Slowdown in manufacturing growth 'an anomaly'

1 June 2011

1 June 2011 | Lindsay Clark

The UK manufacturing sector grew at its slowest rate since September 2009 in May.

The Markit/CIPS UK Purchasing Managers’ Index (PMI) for manufacturing recorded a figure of 52.1, a fall from a downwardly revised figure of 54.4 in April.

While the figure remained above the 50 mark that indicates expansion for the 22nd successive month, it was the lowest figure since September 2009.

Rob Dobson, senior economist at Markit and author of the PMI report, said domestic market weakness was the main drag on order books and output. “However, this was exacerbated by the additional bank holidays in late April, which fell during the early part of the latest survey period, and ongoing supply chain disruption following the Japanese earthquake. Consumer goods producers and small-scale manufacturers have been hit hardest by the slowdown.”

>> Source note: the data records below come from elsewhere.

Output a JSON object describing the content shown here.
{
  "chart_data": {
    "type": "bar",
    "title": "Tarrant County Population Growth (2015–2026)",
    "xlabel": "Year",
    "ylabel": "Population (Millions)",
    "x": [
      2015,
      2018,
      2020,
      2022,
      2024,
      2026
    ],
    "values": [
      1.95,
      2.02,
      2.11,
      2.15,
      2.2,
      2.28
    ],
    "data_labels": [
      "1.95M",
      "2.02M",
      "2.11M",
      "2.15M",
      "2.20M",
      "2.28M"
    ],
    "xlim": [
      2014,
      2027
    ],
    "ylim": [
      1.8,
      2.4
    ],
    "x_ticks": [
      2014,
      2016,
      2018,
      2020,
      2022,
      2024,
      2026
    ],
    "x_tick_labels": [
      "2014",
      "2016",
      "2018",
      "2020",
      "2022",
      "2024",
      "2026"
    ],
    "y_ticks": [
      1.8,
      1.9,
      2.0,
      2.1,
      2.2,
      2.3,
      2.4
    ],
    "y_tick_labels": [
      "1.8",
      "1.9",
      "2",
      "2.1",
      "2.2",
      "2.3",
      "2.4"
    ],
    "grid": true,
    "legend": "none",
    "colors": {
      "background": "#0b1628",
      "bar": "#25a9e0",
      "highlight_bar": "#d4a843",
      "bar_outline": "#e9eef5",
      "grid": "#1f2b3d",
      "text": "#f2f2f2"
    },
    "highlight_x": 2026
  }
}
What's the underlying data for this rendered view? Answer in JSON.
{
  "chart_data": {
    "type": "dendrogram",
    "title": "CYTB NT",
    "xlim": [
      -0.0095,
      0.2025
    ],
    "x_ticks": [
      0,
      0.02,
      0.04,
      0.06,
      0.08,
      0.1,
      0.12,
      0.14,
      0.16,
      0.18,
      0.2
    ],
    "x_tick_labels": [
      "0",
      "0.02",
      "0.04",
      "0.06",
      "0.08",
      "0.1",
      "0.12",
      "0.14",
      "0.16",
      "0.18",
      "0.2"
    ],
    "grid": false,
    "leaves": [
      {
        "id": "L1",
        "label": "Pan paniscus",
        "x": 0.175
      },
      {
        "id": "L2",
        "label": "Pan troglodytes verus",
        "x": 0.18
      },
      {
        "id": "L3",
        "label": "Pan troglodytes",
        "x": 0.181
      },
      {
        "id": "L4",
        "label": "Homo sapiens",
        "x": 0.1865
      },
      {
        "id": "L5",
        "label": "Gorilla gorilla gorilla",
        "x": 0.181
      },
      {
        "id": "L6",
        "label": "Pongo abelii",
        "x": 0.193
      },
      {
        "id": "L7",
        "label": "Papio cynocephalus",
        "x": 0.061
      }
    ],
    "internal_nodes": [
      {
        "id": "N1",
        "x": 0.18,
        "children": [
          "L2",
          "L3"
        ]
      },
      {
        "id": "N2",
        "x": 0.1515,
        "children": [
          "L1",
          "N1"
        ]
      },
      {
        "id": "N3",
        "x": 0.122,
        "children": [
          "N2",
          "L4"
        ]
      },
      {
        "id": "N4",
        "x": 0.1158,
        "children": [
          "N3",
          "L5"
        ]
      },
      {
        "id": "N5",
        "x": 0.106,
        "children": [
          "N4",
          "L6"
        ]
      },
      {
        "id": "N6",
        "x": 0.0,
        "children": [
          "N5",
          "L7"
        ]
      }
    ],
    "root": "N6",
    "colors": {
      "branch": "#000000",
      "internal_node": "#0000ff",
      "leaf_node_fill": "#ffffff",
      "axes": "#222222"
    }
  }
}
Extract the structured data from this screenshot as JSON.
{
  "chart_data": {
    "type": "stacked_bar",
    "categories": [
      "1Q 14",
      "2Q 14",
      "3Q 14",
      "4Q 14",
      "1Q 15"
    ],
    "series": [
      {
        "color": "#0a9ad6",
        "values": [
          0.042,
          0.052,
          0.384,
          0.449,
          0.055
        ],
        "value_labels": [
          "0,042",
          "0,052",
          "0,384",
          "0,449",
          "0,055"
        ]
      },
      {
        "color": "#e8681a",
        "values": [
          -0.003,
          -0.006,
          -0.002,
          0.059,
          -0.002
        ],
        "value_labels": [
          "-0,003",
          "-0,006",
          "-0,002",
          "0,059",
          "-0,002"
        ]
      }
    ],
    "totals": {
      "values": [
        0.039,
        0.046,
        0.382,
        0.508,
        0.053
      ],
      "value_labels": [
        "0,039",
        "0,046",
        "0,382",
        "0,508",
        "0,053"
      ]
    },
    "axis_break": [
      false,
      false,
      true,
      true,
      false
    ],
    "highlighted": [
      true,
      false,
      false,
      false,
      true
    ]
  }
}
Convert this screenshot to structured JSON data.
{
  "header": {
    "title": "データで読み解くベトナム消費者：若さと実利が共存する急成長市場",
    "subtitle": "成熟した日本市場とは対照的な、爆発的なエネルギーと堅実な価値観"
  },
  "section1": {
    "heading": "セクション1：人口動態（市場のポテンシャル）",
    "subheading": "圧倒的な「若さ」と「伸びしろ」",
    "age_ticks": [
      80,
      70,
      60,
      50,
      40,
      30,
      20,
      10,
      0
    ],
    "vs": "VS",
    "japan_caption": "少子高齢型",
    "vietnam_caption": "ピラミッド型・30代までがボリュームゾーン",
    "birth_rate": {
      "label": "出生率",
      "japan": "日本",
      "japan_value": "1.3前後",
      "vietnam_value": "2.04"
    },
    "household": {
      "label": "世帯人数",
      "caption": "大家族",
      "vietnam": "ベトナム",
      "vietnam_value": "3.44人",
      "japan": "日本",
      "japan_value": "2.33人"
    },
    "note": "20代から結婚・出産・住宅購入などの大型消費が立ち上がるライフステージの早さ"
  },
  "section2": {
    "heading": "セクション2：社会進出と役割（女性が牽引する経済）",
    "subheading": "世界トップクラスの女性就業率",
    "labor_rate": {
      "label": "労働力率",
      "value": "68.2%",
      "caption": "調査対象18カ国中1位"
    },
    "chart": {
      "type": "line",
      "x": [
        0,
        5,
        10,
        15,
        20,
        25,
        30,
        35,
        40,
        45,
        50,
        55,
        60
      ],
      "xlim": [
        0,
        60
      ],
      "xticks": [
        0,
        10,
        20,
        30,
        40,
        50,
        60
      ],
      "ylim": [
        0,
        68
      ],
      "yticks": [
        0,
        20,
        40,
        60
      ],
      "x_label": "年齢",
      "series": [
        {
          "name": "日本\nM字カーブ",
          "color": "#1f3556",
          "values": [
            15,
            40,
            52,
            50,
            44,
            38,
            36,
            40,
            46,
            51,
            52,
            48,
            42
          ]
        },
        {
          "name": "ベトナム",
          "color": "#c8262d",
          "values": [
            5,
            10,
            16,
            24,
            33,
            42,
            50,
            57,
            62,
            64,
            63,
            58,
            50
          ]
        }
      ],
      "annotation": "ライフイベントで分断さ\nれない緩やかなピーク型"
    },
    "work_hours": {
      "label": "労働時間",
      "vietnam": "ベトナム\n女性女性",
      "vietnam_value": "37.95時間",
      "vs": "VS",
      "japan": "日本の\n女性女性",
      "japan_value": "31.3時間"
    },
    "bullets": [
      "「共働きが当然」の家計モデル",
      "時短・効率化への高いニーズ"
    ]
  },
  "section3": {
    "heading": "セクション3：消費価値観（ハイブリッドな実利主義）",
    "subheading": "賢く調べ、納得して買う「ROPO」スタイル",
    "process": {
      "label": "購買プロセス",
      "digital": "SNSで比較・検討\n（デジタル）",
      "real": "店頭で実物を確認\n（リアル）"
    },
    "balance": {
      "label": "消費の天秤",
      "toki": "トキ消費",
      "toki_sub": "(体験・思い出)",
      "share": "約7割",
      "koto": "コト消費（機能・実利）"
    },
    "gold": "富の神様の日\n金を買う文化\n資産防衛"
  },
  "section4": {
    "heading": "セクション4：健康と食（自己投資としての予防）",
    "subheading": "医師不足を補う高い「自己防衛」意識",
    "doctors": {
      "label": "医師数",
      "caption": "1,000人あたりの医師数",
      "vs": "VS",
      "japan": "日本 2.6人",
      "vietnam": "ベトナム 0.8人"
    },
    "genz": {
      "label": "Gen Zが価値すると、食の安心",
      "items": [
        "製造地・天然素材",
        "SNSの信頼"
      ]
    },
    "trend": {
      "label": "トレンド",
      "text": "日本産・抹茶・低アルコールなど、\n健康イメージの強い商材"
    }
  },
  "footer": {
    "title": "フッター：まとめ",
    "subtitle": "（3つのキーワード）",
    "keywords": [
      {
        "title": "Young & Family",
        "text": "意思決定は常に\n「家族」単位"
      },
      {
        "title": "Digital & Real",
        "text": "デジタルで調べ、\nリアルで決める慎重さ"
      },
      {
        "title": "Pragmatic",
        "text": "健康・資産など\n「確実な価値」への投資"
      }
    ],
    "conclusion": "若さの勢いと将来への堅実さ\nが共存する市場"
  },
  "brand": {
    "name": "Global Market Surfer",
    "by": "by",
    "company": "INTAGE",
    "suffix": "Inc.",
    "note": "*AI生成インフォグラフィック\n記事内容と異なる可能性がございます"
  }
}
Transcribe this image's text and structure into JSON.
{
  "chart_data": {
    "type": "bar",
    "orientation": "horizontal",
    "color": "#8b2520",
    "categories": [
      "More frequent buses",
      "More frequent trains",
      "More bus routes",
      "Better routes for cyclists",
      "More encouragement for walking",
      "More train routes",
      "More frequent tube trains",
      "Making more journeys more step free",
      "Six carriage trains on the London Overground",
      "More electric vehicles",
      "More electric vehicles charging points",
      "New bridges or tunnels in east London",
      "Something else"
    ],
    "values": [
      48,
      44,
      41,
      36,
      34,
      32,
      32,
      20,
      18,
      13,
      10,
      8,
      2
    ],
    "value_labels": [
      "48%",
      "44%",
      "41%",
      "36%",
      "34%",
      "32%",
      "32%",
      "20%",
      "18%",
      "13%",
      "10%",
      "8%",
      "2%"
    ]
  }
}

David Noble, CIPS CEO, said the picture might not be as disheartening in the coming months. “With the level of export orders still rising and the rate of inflation easing somewhat, we expect that May will come to be seen as an anomaly. However, the underlying trend is likely to remain one of slower growth compared with the start of the year."

Meanwhile, buyers in manufacturing firms saw input price inflation continue to ease. It fell from 75.7 in April to 71.3 in May, with both figures seasonally adjusted.